5. The Shape of Design
Project goal: To write a book about design.
This project has something in common with the Double Fine one in that it's received several times more funding than it aimed for because it has behind it a person who has a reputation for creating wonderful things. In this case, it's Frank Chimero. He wanted $27,000 to pay for production costs and pay his living expenses while he wrote, and he finished with $112,159 when the project closed last year. His book addresses new challenges in the world and how design can help in meeting them, seeking ultimately to answer the question "How can we make things that help all of us live better?" The book is currently only available to backers.
6. Red Pop
Project goal: To make a big red button for the iPhone camera.
Brendan Dawes wanted to improve the experience of taking pictures using the iPhone, so he invented this attachment which adds a hand grip and a "juicy" red button. It slots into the phone's dock connector and the Red Pop app launches automatically when it's connected so you can start taking pictures straight away. Red Pop received well over double its funding goal.
7. This is Not a Conspiracy Theory
Project goal: To make a political documentary.
Kirby Ferguson is a New York-based filmmaker who made the awesome web series Everything is a Remix, which demonstrates how all creativity is derivative: every creator is to some extent cutting and pasting from earlier works. Now he wants to make a series about "the major ideas, events and human quirks that have shaped where we are right now politically". He's about half way there so far, and there are still nearly three weeks to go.
8. The Manual
Project goal: To publish an illustrated, hard cover journal containing excellent articles from smart web designers.
The Manual is a thrice-yearly print journal of articles from some of the best thinkers in web design. Writers such as Cennydd Bowles, Josh Brewer, Simon Collison, Trent Walton and Dan Rubin make a deep study of the maturing of interactive design as a serious discipline. The project was successfully funded at the start of last year, and is the work of Build conference organiser Andy McMillan.
9. MORE/REAL Stylus cap
Project goal: To make a pen cap that doubles up as an touchscreen stylus.
Instead of having a pen for sketching on paper and a separate stylus for drawing on a tablet, this cap enables one pen to perform both functions. There are caps for Sharpie, Bic and Pilot Fineliner and they're made of stainless steel. The tip works with any capacitive touchscreen. This project was looking for $15,000, and it received $73,276 from 1,792 backers.
Project goal: To fund top reporters to undertake proper investigative journalism in the field of science and technology.

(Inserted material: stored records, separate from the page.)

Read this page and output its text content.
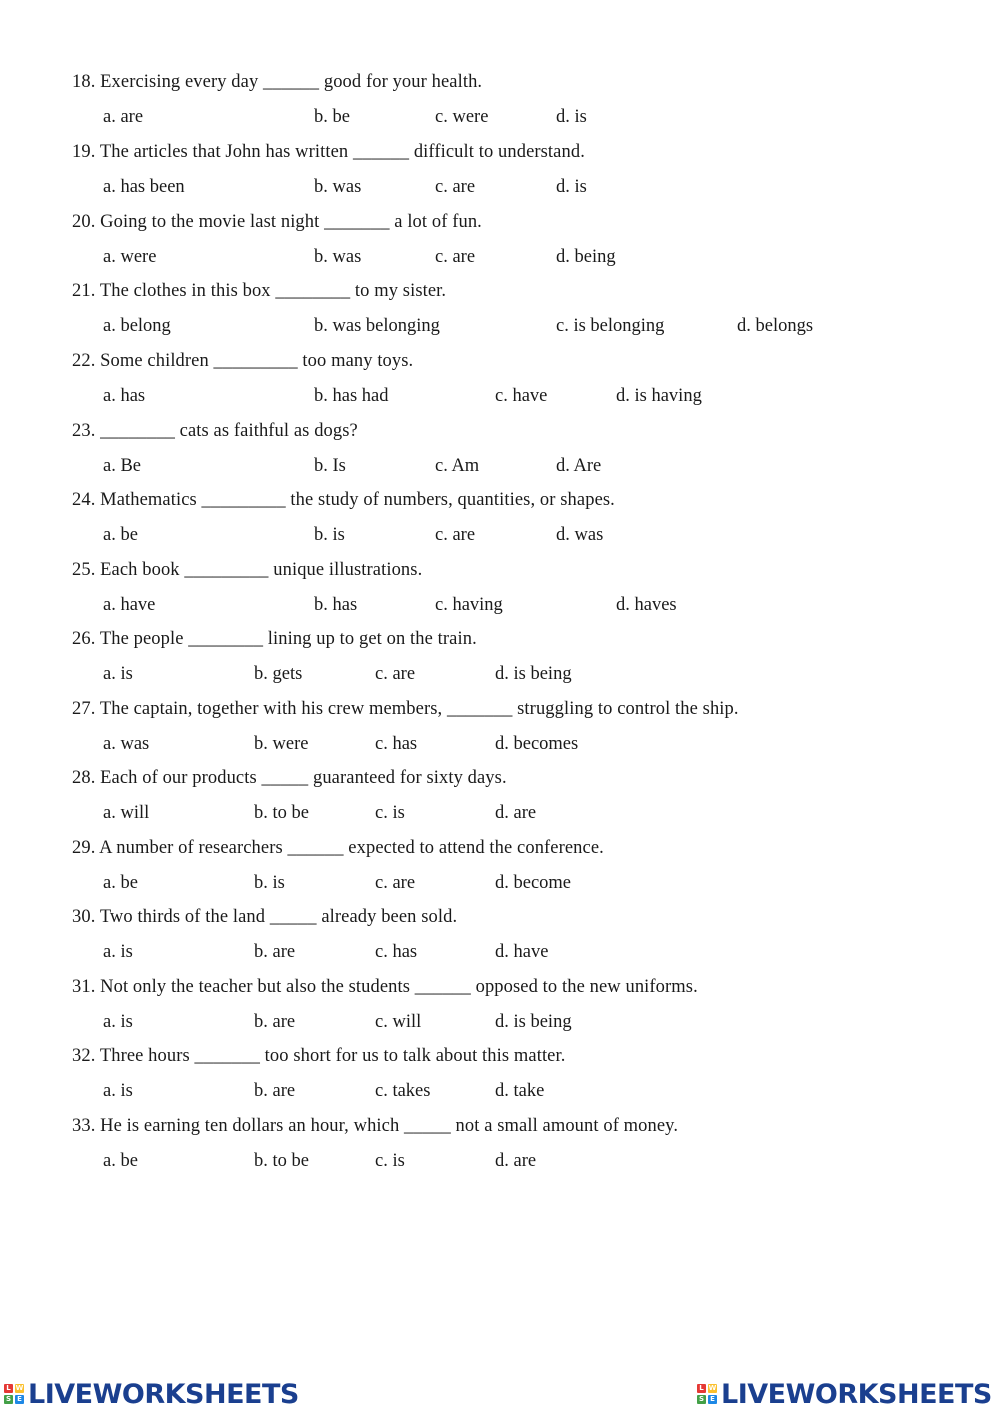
L W
S E LIVEWORKSHEETS	L W
S E LIVEWORKSHEETS
18. Exercising every day ______ good for your health.
a. are	b. be	c. were	d. is
19. The articles that John has written ______ difficult to understand.
a. has been	b. was	c. are	d. is
20. Going to the movie last night _______ a lot of fun.
a. were	b. was	c. are	d. being
21. The clothes in this box ________ to my sister.
a. belong	b. was belonging	c. is belonging	d. belongs
22. Some children _________ too many toys.
a. has	b. has had	c. have	d. is having
23. ________ cats as faithful as dogs?
a. Be	b. Is	c. Am	d. Are
24. Mathematics _________ the study of numbers, quantities, or shapes.
a. be	b. is	c. are	d. was
25. Each book _________ unique illustrations.
a. have	b. has	c. having	d. haves
26. The people ________ lining up to get on the train.
a. is	b. gets	c. are	d. is being
27. The captain, together with his crew members, _______ struggling to control the ship.
a. was	b. were	c. has	d. becomes
28. Each of our products _____ guaranteed for sixty days.
a. will	b. to be	c. is	d. are
29. A number of researchers ______ expected to attend the conference.
a. be	b. is	c. are	d. become
30. Two thirds of the land _____ already been sold.
a. is	b. are	c. has	d. have
31. Not only the teacher but also the students ______ opposed to the new uniforms.
a. is	b. are	c. will	d. is being
32. Three hours _______ too short for us to talk about this matter.
a. is	b. are	c. takes	d. take
33. He is earning ten dollars an hour, which _____ not a small amount of money.
a. be	b. to be	c. is	d. are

"The web has become a byword for fast and cheap" say reporters Jim Giles and Bobbie Johnson, who want to bring high quality science and technology reporting to the internet. Uncovering amazing stories and reporting them properly costs time and money, so they've turned to Kickstarter to help fund MATTER - a site that will provide one impeccably researched long-form story per week. They aim to charge about a dollar for each piece of work and are looking for $50,000 to get things off the ground.
Project goal: To manufacture a 3D printer kit that's cheap and simple to assemble.
Such is the popularity of the Printrbot that it has been funded 3,323%: it was only looking for $25,000, but it got $830,827. Its makers say that it will only take a couple of hours to put together and won't require any fiddly calibration like the other kits out there: it's simple enough to be assembled by a child. It's also a "RepRap" machine, which means it can print parts to upgrade itself.